Num estudo publicado em Avanços da Ciênciapesquisadores da Universidade de Adelaide descobriram que a perda da enzima Caspase-2 faz com que as células do fígado cresçam de forma anormal. Esse crescimento descontrolado leva à inflamação, cicatrizes e a uma probabilidade muito maior de desenvolver câncer de fígado.
Estes resultados desafiam o crescente interesse nos inibidores da Caspase-2 como tratamento para controlar ou prevenir a doença hepática gordurosa. As descobertas sugerem que direcionar esse caminho pode ter consequências indesejadas ao longo do tempo.
O papel da Caspase-2 na estabilidade das células hepáticas
De acordo com a pesquisadora principal, Dra. Loretta Dorstyn, do Center for Cancer Biology, a Caspase-2 é essencial para manter as células do fígado geneticamente estáveis.
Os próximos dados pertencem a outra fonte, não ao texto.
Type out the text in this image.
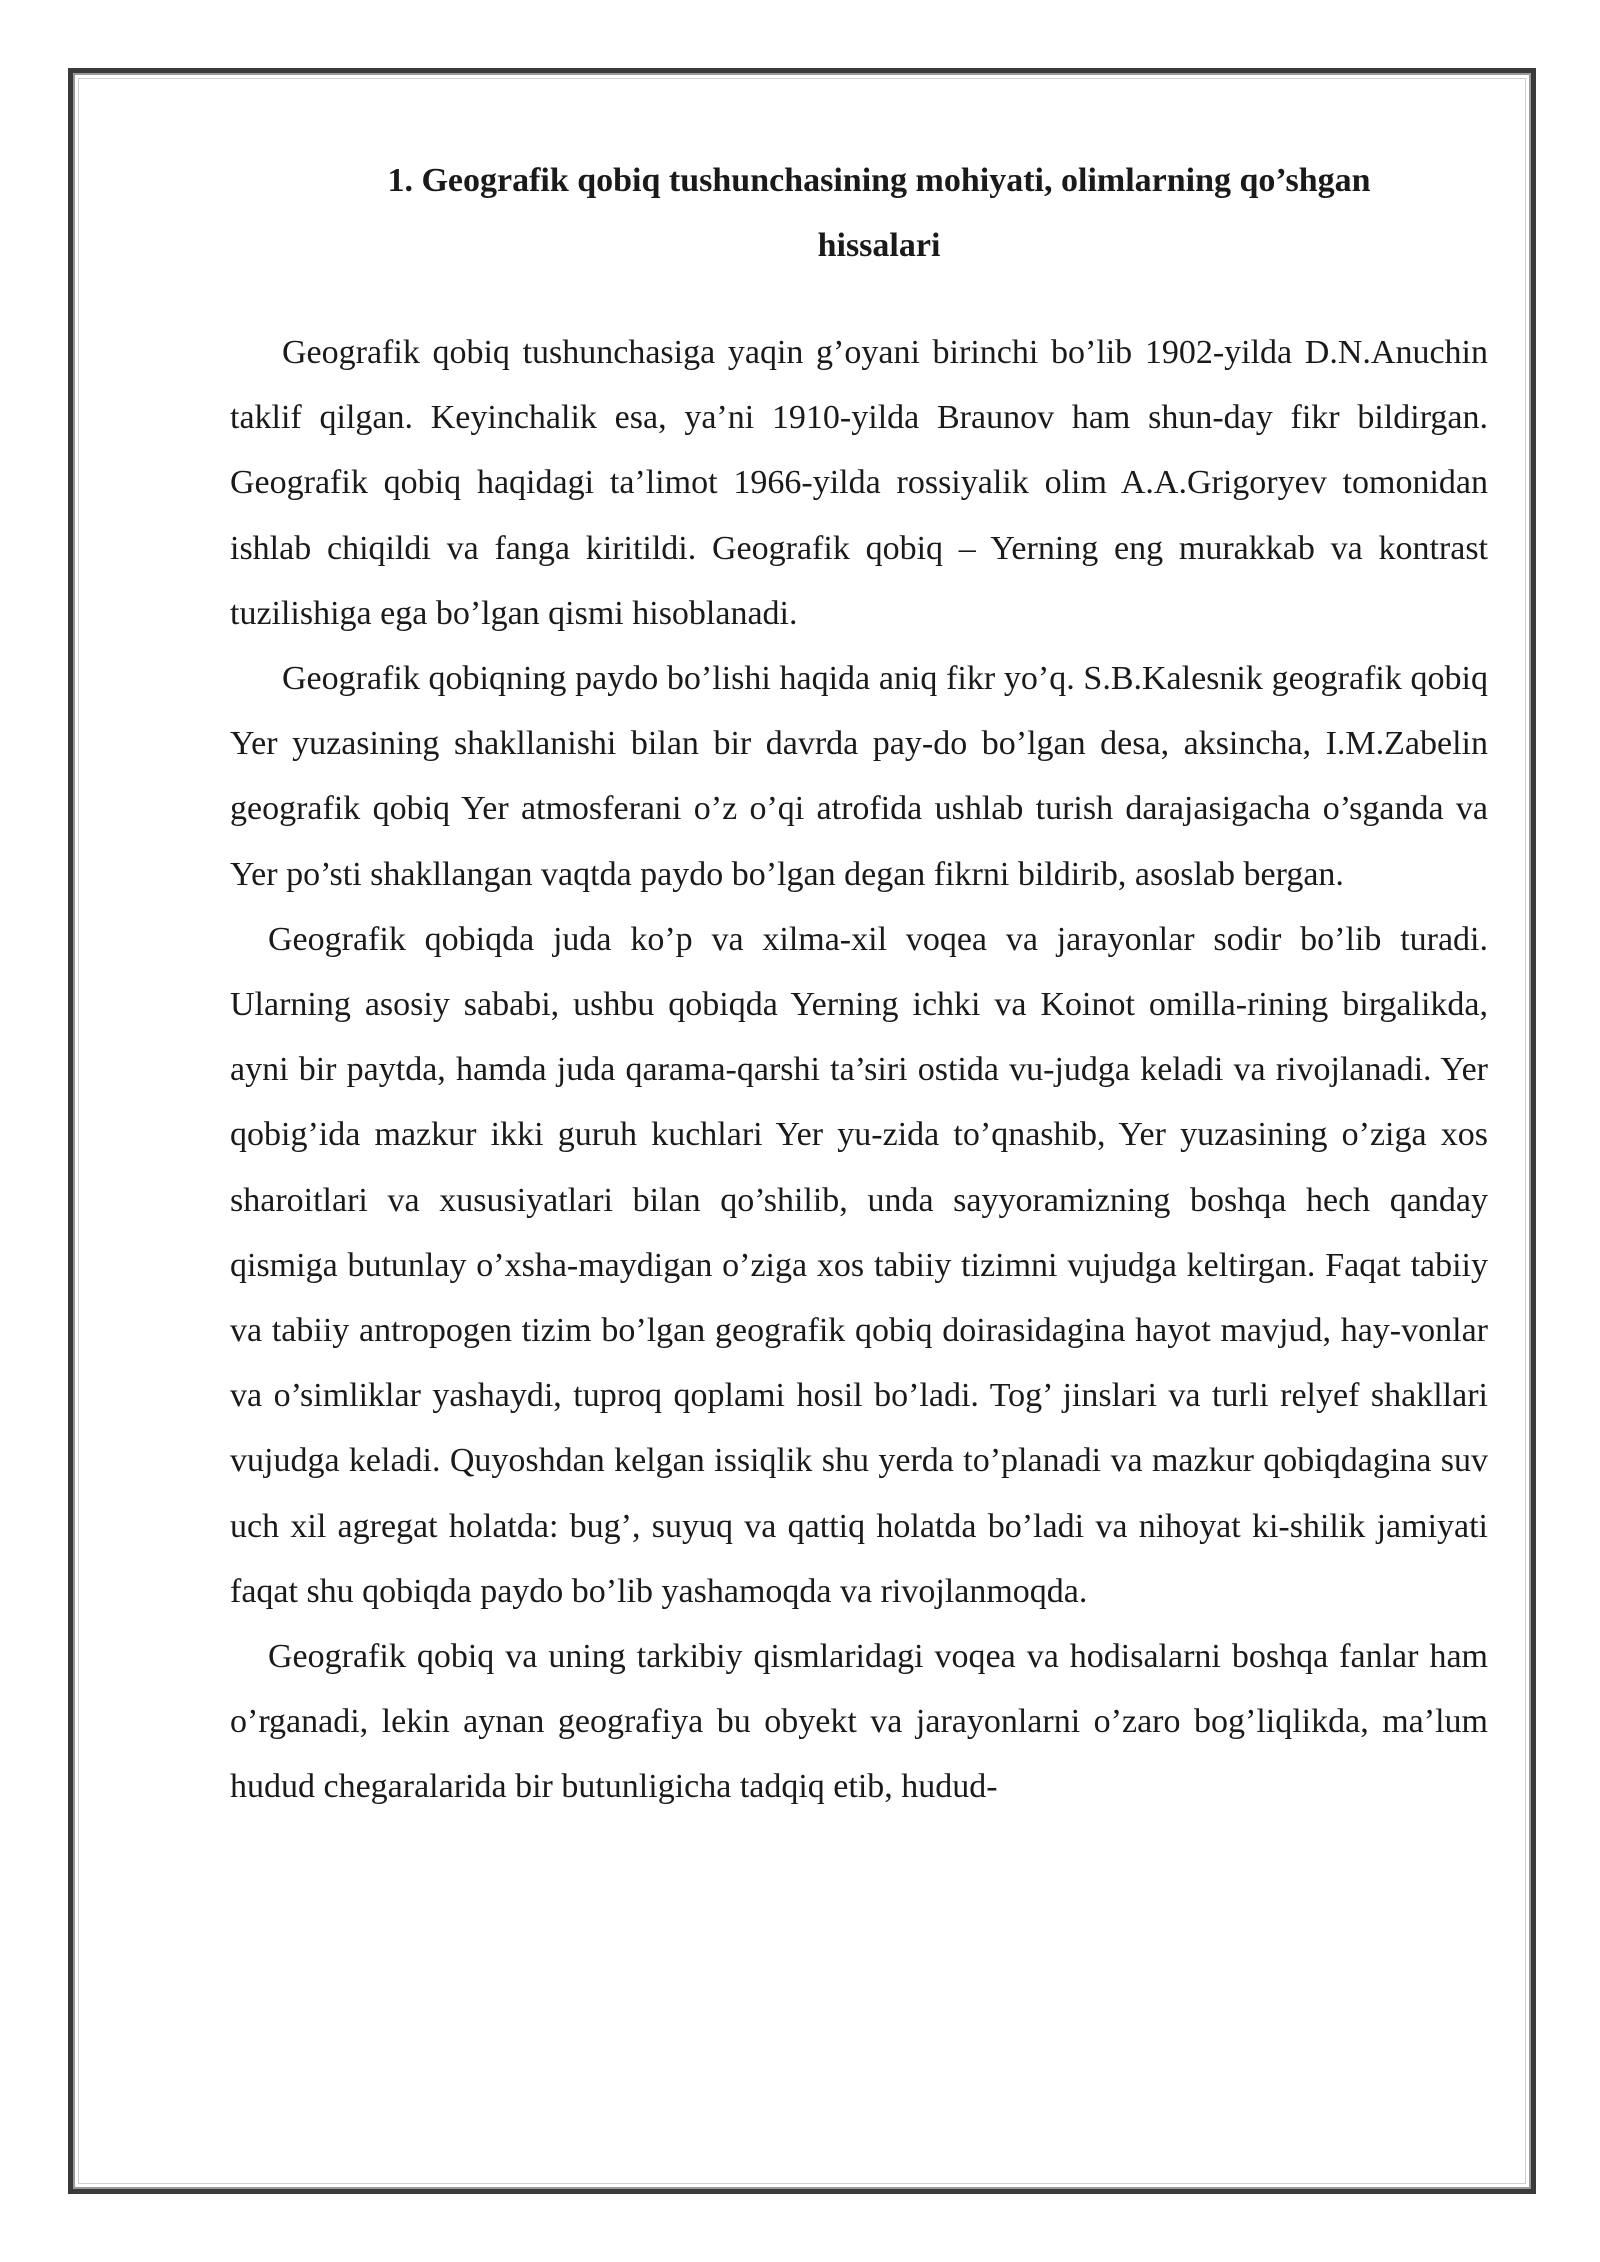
1. Geografik qobiq tushunchasining mohiyati, olimlarning qo’shgan
hissalari

Geografik qobiq tushunchasiga yaqin g’oyani birinchi bo’lib 1902-yilda D.N.Anuchin taklif qilgan. Keyinchalik esa, ya’ni 1910-yilda Braunov ham shun-day fikr bildirgan. Geografik qobiq haqidagi ta’limot 1966-yilda rossiyalik olim A.A.Grigoryev tomonidan ishlab chiqildi va fanga kiritildi. Geografik qobiq – Yerning eng murakkab va kontrast tuzilishiga ega bo’lgan qismi hisoblanadi.

Geografik qobiqning paydo bo’lishi haqida aniq fikr yo’q. S.B.Kalesnik geografik qobiq Yer yuzasining shakllanishi bilan bir davrda pay-do bo’lgan desa, aksincha, I.M.Zabelin geografik qobiq Yer atmosferani o’z o’qi atrofida ushlab turish darajasigacha o’sganda va Yer po’sti shakllangan vaqtda paydo bo’lgan degan fikrni bildirib, asoslab bergan.

Geografik qobiqda juda ko’p va xilma-xil voqea va jarayonlar sodir bo’lib turadi. Ularning asosiy sababi, ushbu qobiqda Yerning ichki va Koinot omilla-rining birgalikda, ayni bir paytda, hamda juda qarama-qarshi ta’siri ostida vu-judga keladi va rivojlanadi. Yer qobig’ida mazkur ikki guruh kuchlari Yer yu-zida to’qnashib, Yer yuzasining o’ziga xos sharoitlari va xususiyatlari bilan qo’shilib, unda sayyoramizning boshqa hech qanday qismiga butunlay o’xsha-maydigan o’ziga xos tabiiy tizimni vujudga keltirgan. Faqat tabiiy va tabiiy antropogen tizim bo’lgan geografik qobiq doirasidagina hayot mavjud, hay-vonlar va o’simliklar yashaydi, tuproq qoplami hosil bo’ladi. Tog’ jinslari va turli relyef shakllari vujudga keladi. Quyoshdan kelgan issiqlik shu yerda to’planadi va mazkur qobiqdagina suv uch xil agregat holatda: bug’, suyuq va qattiq holatda bo’ladi va nihoyat ki-shilik jamiyati faqat shu qobiqda paydo bo’lib yashamoqda va rivojlanmoqda.

Geografik qobiq va uning tarkibiy qismlaridagi voqea va hodisalarni boshqa fanlar ham o’rganadi, lekin aynan geografiya bu obyekt va jarayonlarni o’zaro bog’liqlikda, ma’lum hudud chegaralarida bir butunligicha tadqiq etib, hudud-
Ele também desempenha um papel separado na regulação dos níveis de gordura no fígado.
“As células do fígado normalmente têm cópias extras de material genético – conhecido como poliploidia – e embora esta característica possa ajudar o fígado a lidar com o estresse, nosso estudo mostra que sem a enzima Caspase-2, níveis anormalmente elevados de poliploidia no fígado podem ser prejudiciais”, disse o Dr.
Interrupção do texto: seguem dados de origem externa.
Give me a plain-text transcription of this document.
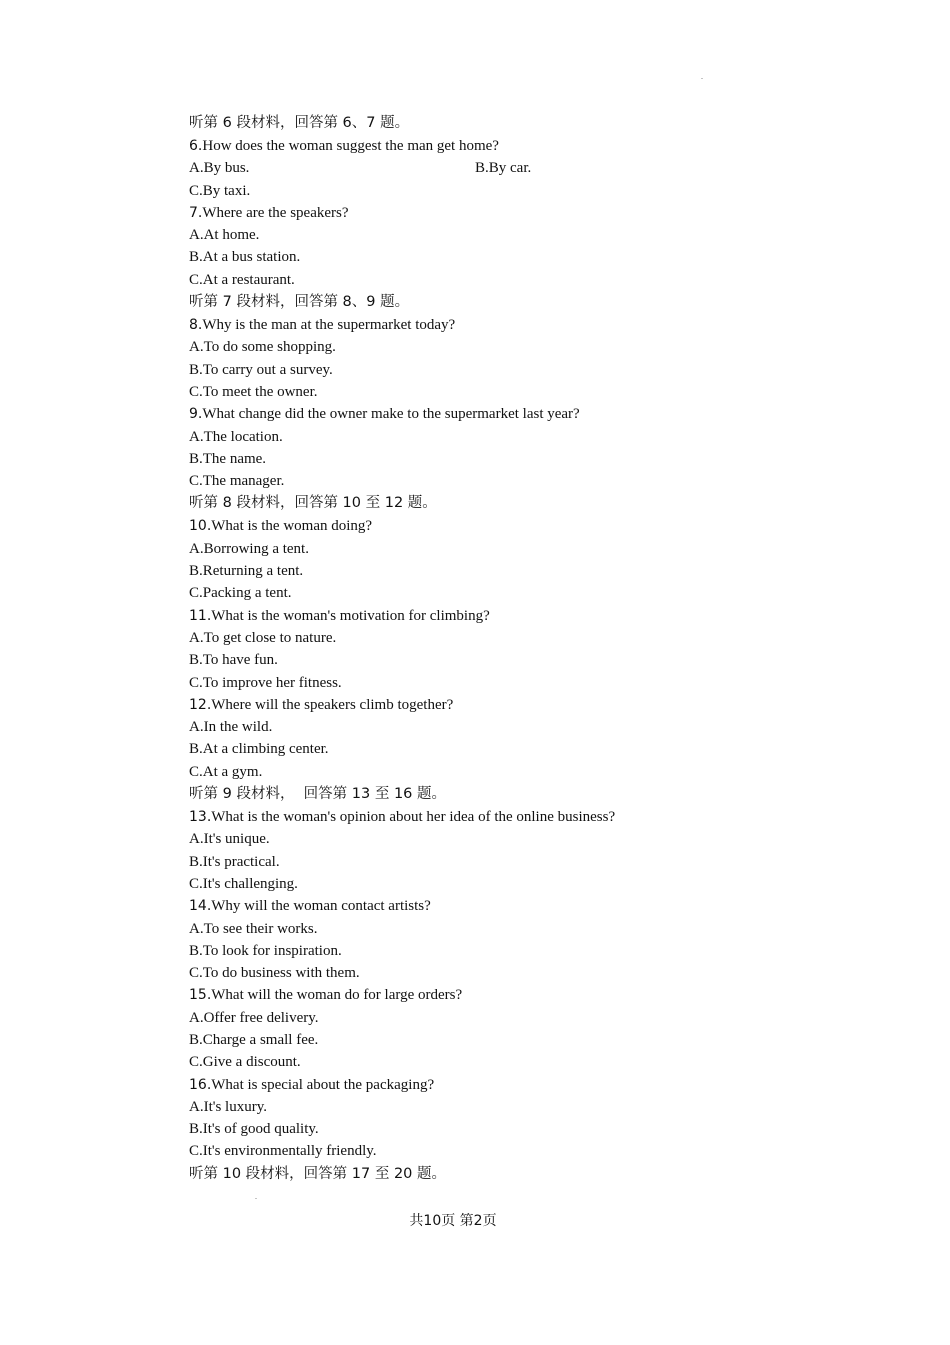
.
听第 6 段材料，回答第 6、7 题。
6.How does the woman suggest the man get home?
A.By bus.	B.By car.
C.By taxi.
7.Where are the speakers?
A.At home.
B.At a bus station.
C.At a restaurant.
听第 7 段材料，回答第 8、9 题。
8.Why is the man at the supermarket today?
A.To do some shopping.
B.To carry out a survey.
C.To meet the owner.
9.What change did the owner make to the supermarket last year?
A.The location.
B.The name.
C.The manager.
听第 8 段材料，回答第 10 至 12 题。
10.What is the woman doing?
A.Borrowing a tent.
B.Returning a tent.
C.Packing a tent.
11.What is the woman's motivation for climbing?
A.To get close to nature.
B.To have fun.
C.To improve her fitness.
12.Where will the speakers climb together?
A.In the wild.
B.At a climbing center.
C.At a gym.
听第 9 段材料，  回答第 13 至 16 题。
13.What is the woman's opinion about her idea of the online business?
A.It's unique.
B.It's practical.
C.It's challenging.
14.Why will the woman contact artists?
A.To see their works.
B.To look for inspiration.
C.To do business with them.
15.What will the woman do for large orders?
A.Offer free delivery.
B.Charge a small fee.
C.Give a discount.
16.What is special about the packaging?
A.It's luxury.
B.It's of good quality.
C.It's environmentally friendly.
听第 10 段材料，回答第 17 至 20 题。
.
共10页 第2页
Para investigar isso ainda mais, os cientistas usaram ratos geneticamente modificados. Em animais sem a enzima, ou portadores de uma versão não funcional, as células do fígado tornaram-se invulgarmente grandes e mostraram danos genéticos e celulares significativos.
Danos a longo prazo e formação de tumores
“Com o tempo, estes ratos desenvolveram inflamação crónica do fígado e características de doença hepática semelhante à hepatite, incluindo cicatrizes, danos oxidativos e um tipo de morte celular ligada à inflamação.
Camundongos mais velhos sem Caspase-2 funcional desenvolveram tumores hepáticos com muito mais frequência do que camundongos normais. Em alguns casos, as taxas de cancro foram até quatro vezes superiores, consistentes com carcinoma hepatocelular.
Dr. Dorstyn observou que os resultados derrubam a suposição de que a inibição da Caspase-2 é sempre benéfica.
“Embora a inibição desta enzima possa ser protetora em animais jovens ou ajudar a prevenir a doença hepática gordurosa a curto prazo, o nosso estudo mostra que a sua perda a longo prazo é claramente prejudicial.
“Nosso estudo demonstra que a Caspase-2 é essencial para remover células hepáticas danificadas e anormais à medida que envelhecemos. Sem ela, essas células se acumulam e podem se tornar cancerosas, ao mesmo tempo que criam um ambiente que predispõe o fígado ao câncer”.
Implicações para tratamentos de fígado gorduroso e desenvolvimento de medicamentos
O autor sênior, Professor Sharad Kumar, disse que os resultados trazem alertas importantes para terapias futuras.
“Tem havido um interesse significativo em direcionar a Caspase-2 para tratar doenças hepáticas metabólicas e reduzir o risco de câncer de fígado”, disse o professor Kumar.
“Os nossos dados mostram que esta abordagem pode ter graves consequências indesejadas mais tarde na vida, aumentando a suscetibilidade à inflamação crónica do fígado, fibrose e cancro”.
As doenças hepáticas continuam a aumentar globalmente, impulsionadas pelo envelhecimento da população, pela obesidade e pelas condições metabólicas. Só em 2022, o cancro do fígado causou quase 760.000 mortes em todo o mundode acordo com o Fundo Mundial de Pesquisa do Câncer, tornando-o o sexto tipo de câncer mais comum.
O estudo, intitulado “A deficiência de caspase-2 impulsiona a poliploidia hepática patogênica e aumenta o carcinoma hepatocelular associado à idade em camundongos”, foi publicado em Avanços da Ciência.